Announcement madness

 

I try not to ride my little hobby horses too often in this column but the subject of announcements keeps on cropping up in conversations I have with ordinary rail users and my recent experience just confirms that a rethink on the policy – or indeed a policy – is desperately needed.

 On a Sunday journey from London to Folkestone the other day, I took advantage of the Kent, high speed domestic services preview, partly because my publishers were paying for the ticket which is sold at a premium, something I will discuss in a future column. The near empty Hitachi train sped comfortably through to Ashford, with no suggestion of the poor ride which other commentators have mentioned. However the automatic announcements were, quite simply, making it impossible to relax. It was reasonably ok up to Ebbsfleet but then it got truly crazy. Every couple of minutes or so, the announcer would say: ‘This is the train to Ashford International. It will stop at [slight pause] Ashford International. The next stop is [slight pause] Ashford International’ This would be bad enough once or twice, but it played six times – perhaps more as I tried to read my newspaper – in the space of a 20 minutes journey. Is this a record? Clearly there should be a message which says: ‘The next stop is Ashford International where the train will terminate’ but whoever has programmed the computer has not taken into account the fact that the type of message should be changed for the last stop.

 The nadir was the automatic announcement that a catering service would be going through the train and would people ensure – on the near empty train – that their baggage was not in the way.
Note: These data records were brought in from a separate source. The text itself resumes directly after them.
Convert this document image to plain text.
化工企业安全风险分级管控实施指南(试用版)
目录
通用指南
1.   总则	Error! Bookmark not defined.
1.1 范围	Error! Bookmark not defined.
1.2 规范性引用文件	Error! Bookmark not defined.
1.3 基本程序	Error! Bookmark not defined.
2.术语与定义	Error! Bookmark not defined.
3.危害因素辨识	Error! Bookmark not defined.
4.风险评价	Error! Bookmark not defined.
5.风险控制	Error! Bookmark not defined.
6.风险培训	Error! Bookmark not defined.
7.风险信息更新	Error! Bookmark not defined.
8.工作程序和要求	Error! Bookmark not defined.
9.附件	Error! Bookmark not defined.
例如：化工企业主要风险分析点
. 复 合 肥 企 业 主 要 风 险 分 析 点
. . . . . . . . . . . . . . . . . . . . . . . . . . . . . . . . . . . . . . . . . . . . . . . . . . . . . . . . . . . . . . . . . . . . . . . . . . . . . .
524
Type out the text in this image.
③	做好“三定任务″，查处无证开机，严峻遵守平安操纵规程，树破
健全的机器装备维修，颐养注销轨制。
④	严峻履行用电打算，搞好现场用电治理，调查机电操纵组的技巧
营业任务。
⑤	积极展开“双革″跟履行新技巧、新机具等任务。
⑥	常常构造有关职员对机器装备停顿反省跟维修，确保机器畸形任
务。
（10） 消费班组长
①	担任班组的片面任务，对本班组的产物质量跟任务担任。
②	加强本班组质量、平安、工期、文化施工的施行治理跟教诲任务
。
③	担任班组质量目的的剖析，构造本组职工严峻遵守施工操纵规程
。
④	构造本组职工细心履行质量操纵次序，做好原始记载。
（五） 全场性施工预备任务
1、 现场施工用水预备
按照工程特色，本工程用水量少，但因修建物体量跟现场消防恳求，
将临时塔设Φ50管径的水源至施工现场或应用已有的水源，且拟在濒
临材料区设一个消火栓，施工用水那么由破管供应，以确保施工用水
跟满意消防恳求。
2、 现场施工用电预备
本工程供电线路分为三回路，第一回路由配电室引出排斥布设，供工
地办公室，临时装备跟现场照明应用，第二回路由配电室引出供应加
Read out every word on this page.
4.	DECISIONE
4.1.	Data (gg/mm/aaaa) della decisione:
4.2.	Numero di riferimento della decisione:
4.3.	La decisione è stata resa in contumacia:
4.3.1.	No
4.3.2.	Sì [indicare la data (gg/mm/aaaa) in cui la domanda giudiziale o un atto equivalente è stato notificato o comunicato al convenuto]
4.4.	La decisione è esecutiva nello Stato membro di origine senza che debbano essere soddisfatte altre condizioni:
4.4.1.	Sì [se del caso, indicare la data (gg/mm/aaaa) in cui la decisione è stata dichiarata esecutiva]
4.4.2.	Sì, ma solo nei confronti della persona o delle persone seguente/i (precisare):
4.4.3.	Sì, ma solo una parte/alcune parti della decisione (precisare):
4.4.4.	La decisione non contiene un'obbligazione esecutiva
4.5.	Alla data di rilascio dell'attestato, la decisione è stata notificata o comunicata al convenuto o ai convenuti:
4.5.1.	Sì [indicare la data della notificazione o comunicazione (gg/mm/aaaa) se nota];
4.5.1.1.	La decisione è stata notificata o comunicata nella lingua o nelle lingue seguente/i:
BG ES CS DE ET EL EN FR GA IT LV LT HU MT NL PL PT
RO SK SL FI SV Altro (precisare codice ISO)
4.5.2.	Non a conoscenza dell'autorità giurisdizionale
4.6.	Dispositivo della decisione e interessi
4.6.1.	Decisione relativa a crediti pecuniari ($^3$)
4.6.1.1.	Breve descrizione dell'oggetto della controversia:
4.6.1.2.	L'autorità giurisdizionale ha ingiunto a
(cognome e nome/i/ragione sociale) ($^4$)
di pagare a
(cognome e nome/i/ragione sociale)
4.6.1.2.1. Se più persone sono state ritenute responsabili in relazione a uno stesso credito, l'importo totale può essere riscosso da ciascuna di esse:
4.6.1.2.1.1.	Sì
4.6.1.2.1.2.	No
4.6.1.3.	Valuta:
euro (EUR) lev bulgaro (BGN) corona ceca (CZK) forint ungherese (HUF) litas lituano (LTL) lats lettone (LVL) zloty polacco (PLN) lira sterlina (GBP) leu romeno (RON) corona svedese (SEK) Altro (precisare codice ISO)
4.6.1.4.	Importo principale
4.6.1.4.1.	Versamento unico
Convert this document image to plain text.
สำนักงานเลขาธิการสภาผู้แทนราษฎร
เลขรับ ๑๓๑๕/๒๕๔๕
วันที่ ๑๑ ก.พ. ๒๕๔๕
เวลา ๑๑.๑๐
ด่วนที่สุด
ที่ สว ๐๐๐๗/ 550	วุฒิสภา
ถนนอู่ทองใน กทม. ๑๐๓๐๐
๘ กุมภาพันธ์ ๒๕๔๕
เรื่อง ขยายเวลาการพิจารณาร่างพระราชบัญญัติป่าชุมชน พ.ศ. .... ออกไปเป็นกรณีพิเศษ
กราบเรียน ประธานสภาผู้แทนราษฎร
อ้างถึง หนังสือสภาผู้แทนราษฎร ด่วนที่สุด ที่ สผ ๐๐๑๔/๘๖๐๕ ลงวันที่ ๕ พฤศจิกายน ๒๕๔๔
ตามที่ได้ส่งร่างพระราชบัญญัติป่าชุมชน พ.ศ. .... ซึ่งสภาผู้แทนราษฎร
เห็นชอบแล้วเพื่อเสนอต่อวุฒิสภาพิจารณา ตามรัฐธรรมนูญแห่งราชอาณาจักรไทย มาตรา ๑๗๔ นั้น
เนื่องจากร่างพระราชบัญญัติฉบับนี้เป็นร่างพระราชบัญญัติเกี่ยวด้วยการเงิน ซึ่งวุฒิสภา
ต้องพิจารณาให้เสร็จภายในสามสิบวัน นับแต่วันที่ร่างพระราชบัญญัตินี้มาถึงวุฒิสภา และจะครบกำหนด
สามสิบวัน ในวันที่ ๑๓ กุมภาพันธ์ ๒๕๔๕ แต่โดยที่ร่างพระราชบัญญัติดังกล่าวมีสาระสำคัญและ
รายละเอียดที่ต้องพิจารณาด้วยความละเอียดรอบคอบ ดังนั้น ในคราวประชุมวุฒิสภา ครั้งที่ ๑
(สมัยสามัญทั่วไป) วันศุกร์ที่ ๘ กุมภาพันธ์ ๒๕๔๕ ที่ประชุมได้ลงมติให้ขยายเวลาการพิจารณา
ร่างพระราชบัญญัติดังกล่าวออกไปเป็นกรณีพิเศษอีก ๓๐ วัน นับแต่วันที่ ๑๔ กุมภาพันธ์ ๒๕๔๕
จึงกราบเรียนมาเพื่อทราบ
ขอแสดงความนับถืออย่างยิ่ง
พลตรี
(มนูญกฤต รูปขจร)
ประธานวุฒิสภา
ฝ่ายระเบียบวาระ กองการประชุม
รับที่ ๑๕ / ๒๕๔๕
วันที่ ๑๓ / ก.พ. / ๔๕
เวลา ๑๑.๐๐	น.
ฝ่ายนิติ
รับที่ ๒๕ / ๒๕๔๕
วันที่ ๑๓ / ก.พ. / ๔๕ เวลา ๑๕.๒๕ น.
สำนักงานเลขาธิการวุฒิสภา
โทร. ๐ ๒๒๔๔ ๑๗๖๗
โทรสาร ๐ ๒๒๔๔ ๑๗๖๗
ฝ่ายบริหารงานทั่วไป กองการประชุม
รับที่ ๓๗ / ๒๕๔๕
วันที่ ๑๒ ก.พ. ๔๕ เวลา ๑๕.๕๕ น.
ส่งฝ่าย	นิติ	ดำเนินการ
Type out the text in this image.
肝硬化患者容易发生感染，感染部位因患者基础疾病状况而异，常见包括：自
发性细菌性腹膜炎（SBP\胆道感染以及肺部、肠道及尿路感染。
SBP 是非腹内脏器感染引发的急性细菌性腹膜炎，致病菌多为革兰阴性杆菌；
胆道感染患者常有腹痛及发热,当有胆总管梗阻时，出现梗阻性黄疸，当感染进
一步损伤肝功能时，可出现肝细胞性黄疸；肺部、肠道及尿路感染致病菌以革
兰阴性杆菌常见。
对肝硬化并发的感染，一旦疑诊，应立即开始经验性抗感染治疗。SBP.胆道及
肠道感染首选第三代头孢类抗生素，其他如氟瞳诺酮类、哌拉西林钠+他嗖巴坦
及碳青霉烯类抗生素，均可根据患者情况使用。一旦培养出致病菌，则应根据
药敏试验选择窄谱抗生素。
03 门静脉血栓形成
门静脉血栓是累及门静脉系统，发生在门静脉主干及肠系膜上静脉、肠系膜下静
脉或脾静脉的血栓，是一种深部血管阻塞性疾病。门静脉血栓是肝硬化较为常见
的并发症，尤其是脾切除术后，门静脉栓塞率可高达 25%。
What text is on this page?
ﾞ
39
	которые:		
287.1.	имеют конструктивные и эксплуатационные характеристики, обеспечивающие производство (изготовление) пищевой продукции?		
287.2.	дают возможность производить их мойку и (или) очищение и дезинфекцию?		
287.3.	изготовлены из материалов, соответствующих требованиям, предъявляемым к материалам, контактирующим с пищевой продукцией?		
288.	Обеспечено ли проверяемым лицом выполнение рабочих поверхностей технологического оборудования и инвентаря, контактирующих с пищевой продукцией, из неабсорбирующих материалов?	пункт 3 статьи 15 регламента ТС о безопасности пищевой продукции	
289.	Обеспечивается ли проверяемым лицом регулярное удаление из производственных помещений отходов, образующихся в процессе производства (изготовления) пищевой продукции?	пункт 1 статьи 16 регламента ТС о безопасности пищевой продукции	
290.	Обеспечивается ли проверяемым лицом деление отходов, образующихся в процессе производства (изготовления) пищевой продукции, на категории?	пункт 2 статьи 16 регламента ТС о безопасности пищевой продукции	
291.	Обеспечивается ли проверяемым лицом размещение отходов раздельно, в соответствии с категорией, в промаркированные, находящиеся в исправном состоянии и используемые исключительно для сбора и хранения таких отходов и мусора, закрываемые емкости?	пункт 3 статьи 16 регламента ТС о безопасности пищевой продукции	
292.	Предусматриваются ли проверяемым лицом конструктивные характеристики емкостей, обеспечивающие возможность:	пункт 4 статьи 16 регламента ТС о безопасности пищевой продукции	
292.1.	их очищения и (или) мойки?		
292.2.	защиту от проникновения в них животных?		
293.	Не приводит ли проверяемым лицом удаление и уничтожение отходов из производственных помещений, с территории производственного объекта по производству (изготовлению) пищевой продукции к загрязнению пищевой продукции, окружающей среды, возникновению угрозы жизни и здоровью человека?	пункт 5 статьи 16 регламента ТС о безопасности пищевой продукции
This was followed quickly by the embarrassed conductor saying ‘there is no catering service on this train’!

 He told me afterwards that the train was still in its test phase and that it would be sorted out when the full service starts in December. However, since he added that there was no facility for the guard to override the automatic announcements on the train, I cannot share his optimism. Southeastern will have to be very proactive in order to ensure that this madness stops and I suspect that the company will be too terrified of ‘elf and safety’ to dare to change anything.

 Having eschewed the high speed service on the way back, to sample an ordinary train where there were many fewer unobtrusive announcements – though still a couple of unnecessary ones from the guard about ‘keeping all your belongings with you at all times’ and reporting anything suspicious, I left the train at London Bridge only to be greeted with two immediate announcements concerning suspicious packages and then, on a dry day, ‘the surfaces may be slippery’. These rear-end guarding announcements are not only irritating, taking attention away from more important ones about trains, but also are simply counter productive, as everyone ignores them.

  So my suggestion is for an ‘announcements working party’ – in the style of the stations review – led by the train operators because they are the customer facing organisations, but with representatives from various other organisations, including the Office of Rail Regulation, the Department for Transport, the British Transport Police, and Network Rail – with perhaps advisors from the Noise Abatement Society. Now that would shut them up!